None of these fascinating tidbits has anything to do with the new Netflix series Marco Polo, which might explain why it is the worst-reviewed television program in the last 12 months, beating out Grumpy Cat's Worst Christmas Ever. It's certainly not that terrible, imho, but it is beyond derivative, with dialogue like, "The blood of an adventurer courses through your veins," and tired cliches. A champion swordsman bites into a piece of fruit menacingly and then tosses it up into the air so he can quadrisect it with one flick of his saber. A fat, fur-bedecked Kublai Khan sits on a big throne at the end of a vast, dim room with 20-foot doors and chuckles menacingly. His minions line the dark recesses at the sides of his castle, their faces mostly covered but their eyes staring out ... menacingly. Khan does, however, have a Jersey accent at times, which is an interesting twist.

The plot is what you'd expect as well. Young guy with adventure coursing through his veins is abandoned by his father in a strange land where he is taken under the wing of Kublai Khan and witnesses a great many orgies. There are power struggles and awkward cultural run-ins. All that's left is an empress with very long fingernails stroking Foo Dog ... menacingly.

So yes, Marco Polo, presumably Netflix's answer to Game of Thrones, is getting impaled. But I guarantee you one thing: There are folks out there who love it. Love love love it. I've seen a few in my Facebook feed.

"Okay," says one friend, "This Marco Polo show is fucking great."

"Yes!" replies his friend.

"'Alexander, a great conqueror,'" quotes another friend from Kublai Khan's line in the show. "'Twenty cities bear his name. I own all of them.' And then I was like, 'Holy crap! I want to watch this and see what Kublai says next!'"

None of these people are dumb, either, in case you were wondering. But this is the same odd sea of nuts who also likes Once Upon A Time or whatever new Syfy series emerges each season. I made the mistake of asking one of them to tell me what Once Upon A Time was about, and about 45 minutes later her schematic and Venn diagram were completed.

Perhaps people like this cling so strongly to these shows because they think that if they are obsessive and rabid enough that maybe the networks won't cancel them. Well I've got some good news, nerds: Netflix doesn't need to grab the market share of viewers for one hour for one night a week. It can release crap and if only 500,000 of you like it, that's 500,000 more people than it might have reached before. It's not about appealing to the most people at the best time. If Netflix finds a way to be indispensable to every single minute subset of audiences in America, no matter how small, it will remain a billion dollar company.

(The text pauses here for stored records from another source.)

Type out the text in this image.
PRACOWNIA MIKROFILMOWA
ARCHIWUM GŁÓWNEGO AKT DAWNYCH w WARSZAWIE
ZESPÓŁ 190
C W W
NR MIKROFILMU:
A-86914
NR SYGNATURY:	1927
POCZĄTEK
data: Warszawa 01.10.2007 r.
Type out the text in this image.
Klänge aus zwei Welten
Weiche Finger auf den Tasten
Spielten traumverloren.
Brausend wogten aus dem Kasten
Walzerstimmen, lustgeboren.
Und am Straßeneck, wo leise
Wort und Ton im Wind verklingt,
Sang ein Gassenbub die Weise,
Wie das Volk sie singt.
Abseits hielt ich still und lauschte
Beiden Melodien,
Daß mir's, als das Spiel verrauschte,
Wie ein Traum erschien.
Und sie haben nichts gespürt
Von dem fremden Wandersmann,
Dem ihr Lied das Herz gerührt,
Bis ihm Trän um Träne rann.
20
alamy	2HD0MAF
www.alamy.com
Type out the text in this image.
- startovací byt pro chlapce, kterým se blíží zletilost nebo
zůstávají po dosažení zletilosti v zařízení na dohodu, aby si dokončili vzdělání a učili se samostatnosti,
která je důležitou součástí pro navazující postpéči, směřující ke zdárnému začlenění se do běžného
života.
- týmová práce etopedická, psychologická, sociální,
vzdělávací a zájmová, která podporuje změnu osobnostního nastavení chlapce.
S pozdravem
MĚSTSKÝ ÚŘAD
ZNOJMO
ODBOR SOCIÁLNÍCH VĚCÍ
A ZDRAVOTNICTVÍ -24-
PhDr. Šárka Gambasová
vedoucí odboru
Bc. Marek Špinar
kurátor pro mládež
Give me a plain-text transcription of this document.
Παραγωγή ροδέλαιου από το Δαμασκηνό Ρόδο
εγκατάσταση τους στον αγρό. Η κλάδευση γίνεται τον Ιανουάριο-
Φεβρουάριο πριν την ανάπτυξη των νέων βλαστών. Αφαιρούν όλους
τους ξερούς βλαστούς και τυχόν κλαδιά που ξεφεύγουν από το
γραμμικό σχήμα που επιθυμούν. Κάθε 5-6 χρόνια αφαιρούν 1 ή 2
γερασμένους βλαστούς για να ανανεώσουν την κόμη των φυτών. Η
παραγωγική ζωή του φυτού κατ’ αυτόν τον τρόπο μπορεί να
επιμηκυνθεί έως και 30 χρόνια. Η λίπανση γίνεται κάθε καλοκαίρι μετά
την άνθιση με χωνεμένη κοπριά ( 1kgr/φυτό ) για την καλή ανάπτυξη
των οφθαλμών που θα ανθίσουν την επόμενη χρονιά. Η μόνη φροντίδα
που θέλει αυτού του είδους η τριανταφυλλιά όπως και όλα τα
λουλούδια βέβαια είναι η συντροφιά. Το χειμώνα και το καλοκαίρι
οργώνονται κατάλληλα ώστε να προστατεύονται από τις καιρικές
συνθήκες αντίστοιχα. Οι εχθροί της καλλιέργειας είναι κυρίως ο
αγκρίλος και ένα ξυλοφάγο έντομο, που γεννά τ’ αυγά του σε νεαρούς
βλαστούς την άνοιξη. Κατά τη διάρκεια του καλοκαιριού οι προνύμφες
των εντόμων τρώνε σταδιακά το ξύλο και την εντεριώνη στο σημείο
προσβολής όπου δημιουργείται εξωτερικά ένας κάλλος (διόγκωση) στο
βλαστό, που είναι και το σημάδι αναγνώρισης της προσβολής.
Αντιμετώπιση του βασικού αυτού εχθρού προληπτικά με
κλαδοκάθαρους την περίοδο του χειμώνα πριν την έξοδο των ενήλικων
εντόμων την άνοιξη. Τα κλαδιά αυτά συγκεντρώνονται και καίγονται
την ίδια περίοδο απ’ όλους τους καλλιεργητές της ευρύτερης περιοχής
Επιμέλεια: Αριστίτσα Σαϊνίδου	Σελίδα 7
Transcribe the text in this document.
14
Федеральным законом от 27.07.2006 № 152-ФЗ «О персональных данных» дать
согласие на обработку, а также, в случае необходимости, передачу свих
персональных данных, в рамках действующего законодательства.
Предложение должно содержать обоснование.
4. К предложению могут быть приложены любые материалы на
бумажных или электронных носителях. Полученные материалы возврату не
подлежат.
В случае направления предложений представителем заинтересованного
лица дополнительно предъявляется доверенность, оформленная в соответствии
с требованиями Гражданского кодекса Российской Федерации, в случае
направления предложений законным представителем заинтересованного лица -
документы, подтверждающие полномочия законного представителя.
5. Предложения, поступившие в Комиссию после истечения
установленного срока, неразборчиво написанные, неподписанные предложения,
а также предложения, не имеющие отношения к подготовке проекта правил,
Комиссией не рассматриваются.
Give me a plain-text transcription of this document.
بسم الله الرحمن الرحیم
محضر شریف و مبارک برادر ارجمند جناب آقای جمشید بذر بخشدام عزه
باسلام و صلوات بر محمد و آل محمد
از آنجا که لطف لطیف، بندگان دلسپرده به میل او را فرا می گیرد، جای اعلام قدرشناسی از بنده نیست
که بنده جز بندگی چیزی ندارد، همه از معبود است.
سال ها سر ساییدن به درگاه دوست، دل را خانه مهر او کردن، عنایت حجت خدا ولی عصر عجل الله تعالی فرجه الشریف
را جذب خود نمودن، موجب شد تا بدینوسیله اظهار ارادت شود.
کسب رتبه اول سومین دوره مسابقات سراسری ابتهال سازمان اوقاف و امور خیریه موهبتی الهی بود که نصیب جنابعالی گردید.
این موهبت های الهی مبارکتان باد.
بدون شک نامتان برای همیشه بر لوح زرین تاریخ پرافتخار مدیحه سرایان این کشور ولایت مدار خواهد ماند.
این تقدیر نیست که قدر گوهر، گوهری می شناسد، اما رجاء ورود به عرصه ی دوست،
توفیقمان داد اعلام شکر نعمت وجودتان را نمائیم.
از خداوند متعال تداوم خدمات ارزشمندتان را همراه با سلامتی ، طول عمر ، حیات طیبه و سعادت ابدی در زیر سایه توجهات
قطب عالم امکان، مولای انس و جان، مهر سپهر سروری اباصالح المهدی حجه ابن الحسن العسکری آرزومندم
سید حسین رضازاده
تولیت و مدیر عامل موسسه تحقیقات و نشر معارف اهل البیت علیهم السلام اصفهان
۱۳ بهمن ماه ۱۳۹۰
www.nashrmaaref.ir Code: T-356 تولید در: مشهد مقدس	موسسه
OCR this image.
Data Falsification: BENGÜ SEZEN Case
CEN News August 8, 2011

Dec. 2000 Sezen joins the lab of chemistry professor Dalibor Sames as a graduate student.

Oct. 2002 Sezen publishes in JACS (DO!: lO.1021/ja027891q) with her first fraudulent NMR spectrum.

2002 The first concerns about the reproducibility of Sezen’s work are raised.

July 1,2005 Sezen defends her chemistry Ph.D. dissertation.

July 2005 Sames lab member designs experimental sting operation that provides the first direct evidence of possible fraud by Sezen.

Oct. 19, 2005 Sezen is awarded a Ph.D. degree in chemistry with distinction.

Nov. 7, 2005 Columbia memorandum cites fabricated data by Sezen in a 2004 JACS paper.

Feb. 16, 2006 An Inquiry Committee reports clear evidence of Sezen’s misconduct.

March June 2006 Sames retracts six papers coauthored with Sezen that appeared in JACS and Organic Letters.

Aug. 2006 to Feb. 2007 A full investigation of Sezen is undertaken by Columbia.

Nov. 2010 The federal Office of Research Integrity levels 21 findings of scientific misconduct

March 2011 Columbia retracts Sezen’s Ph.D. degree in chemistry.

This is great news, actually, because at some point both you and I will fall under one of those minute subsets and be entertained beyond our wildest dreams. How else would Hemlock Grove have made it to three seasons? What's Hemlock Grove, you ask? That's the Netflix show about werewolves that absolutely no one has ever seen.

This just in: Marco Polo has been renewed for a second season.